In the midst of the civil war, an American journalist for CBS, George Polk (the model for Jack Talas in this book), was killed in circumstances that remain unexplained to this day. Polk was investigating atrocities on both sides, as well as calling the Americans to account for their support of the Greek government. His uncompromising attitude toward the truth has been honored posthumously in the George Polk Award, which is given annually to “intrepid, courageous reporters committed to doing whatever it takes to uncover matters of critical importance to an informed public and the very foundation of democratic society” (from the Polk Award’s website).

After Polk’s death, American diplomats, the military, and journalists placed considerable pressure on the Greeks to close the case. Two members of the Communist Party were accused of the crime, though it was later discovered that one was himself already dead at the time Polk was killed, while the other was not in Greece. The journalist Grigoris Staktopoulos (the model for Manolis Gris) was also accused, quickly tried, and convicted on very thin grounds. He served eleven years of a life sentence, was released in 1960, and died in 1998, having filed a petition in 1977 for the Supreme Court to overturn his conviction, claiming that his confession had been given under torture. His widow filed three more petitions after his death, in 1999, 2002, and 2006, each of which presented new evidence that challenged the prosecution’s case; all three petitions were rejected.

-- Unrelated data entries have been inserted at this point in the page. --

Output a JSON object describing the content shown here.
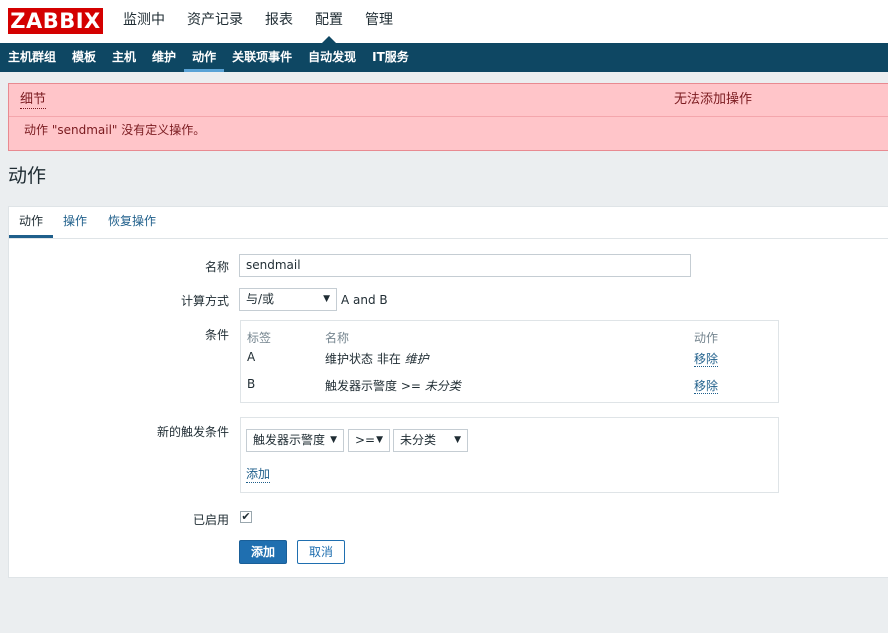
{
  "logo": "ZABBIX",
  "main_menu": [
    {
      "label": "监测中"
    },
    {
      "label": "资产记录"
    },
    {
      "label": "报表"
    },
    {
      "label": "配置"
    },
    {
      "label": "管理"
    }
  ],
  "active_main_menu": "配置",
  "sub_nav": [
    {
      "label": "主机群组"
    },
    {
      "label": "模板"
    },
    {
      "label": "主机"
    },
    {
      "label": "维护"
    },
    {
      "label": "动作"
    },
    {
      "label": "关联项事件"
    },
    {
      "label": "自动发现"
    },
    {
      "label": "IT服务"
    }
  ],
  "active_sub_nav": "动作",
  "message": {
    "details_label": "细节",
    "title": "无法添加操作",
    "text": "动作 \"sendmail\" 没有定义操作。"
  },
  "page_title": "动作",
  "tabs": [
    {
      "label": "动作"
    },
    {
      "label": "操作"
    },
    {
      "label": "恢复操作"
    }
  ],
  "active_tab": "动作",
  "form": {
    "name_label": "名称",
    "name_value": "sendmail",
    "calc_label": "计算方式",
    "calc_value": "与/或",
    "calc_expression": "A and B",
    "conditions_label": "条件",
    "conditions_headers": {
      "tag": "标签",
      "name": "名称",
      "action": "动作"
    },
    "conditions": [
      {
        "tag": "A",
        "name_prefix": "维护状态 非在",
        "name_value": "维护",
        "action": "移除"
      },
      {
        "tag": "B",
        "name_prefix": "触发器示警度 >=",
        "name_value": "未分类",
        "action": "移除"
      }
    ],
    "new_condition_label": "新的触发条件",
    "new_condition_type": "触发器示警度",
    "new_condition_operator": ">=",
    "new_condition_value": "未分类",
    "new_condition_add": "添加",
    "enabled_label": "已启用",
    "enabled": true,
    "add_button": "添加",
    "cancel_button": "取消"
  }
}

There are other layers of history in The Scapegoat as well. Thessaloniki, the city where the action is set, only became part of the Greek state in 1912, when it passed from Ottoman rule. Ten years later, the failure of an expansionist attempt in Asia Minor brought about 1.5 million Christians, most of them ethnically Greek, to Greece from Anatolia, while some 350,000 Muslims were deported to Turkey. Part of that population exchange involved the survivors of the genocide of Greeks in the Pontus region — among them Staktopoulos’s family. The story Manolis Gris’s mother tells in the novel of her family’s flight to “Salonica” (another name for Thessaloniki, used in this translation to distinguish sections set in the past from sections set in the present) reflects that experience.

The novel’s second central narrative, that of high school student Minas Georgiou, takes place in 2010, in the midst of a financial crisis that has also become a deepening social crisis. Social services in Greece — including the public education system — have been gutted in response to conditions set by the European Central Bank and the International Monetary Fund to loans extended to the Greek government. Minas’s reluctance to attend university can more fully be understood in the context of the bleak unemployment rates and sense of hopelessness facing his generation (in 2010, 33 percent of adults under twenty-five were unemployed; that rate has now reached nearly 60 percent). Many of the chapter titles in the book—“Schools Enlighten Only When They Burn,” “Get Your Hands Off Our Brains,” “Mother, There’s a War On Out There. I’ll Be Late”—are taken from graffiti painted on walls in cities all over Greece in recent years. The sit-in at Minas’s school, meanwhile, echoes the wave of student sit-ins prompted by the murder of fifteen-year-old Alexis Grigoropoulos by a police officer in central Athens in 2008. In the riots that followed Grigoropoulos’s death, Greeks, especially of Minas’s generation, expressed their frustration with the Greek state and the country’s uncertain future.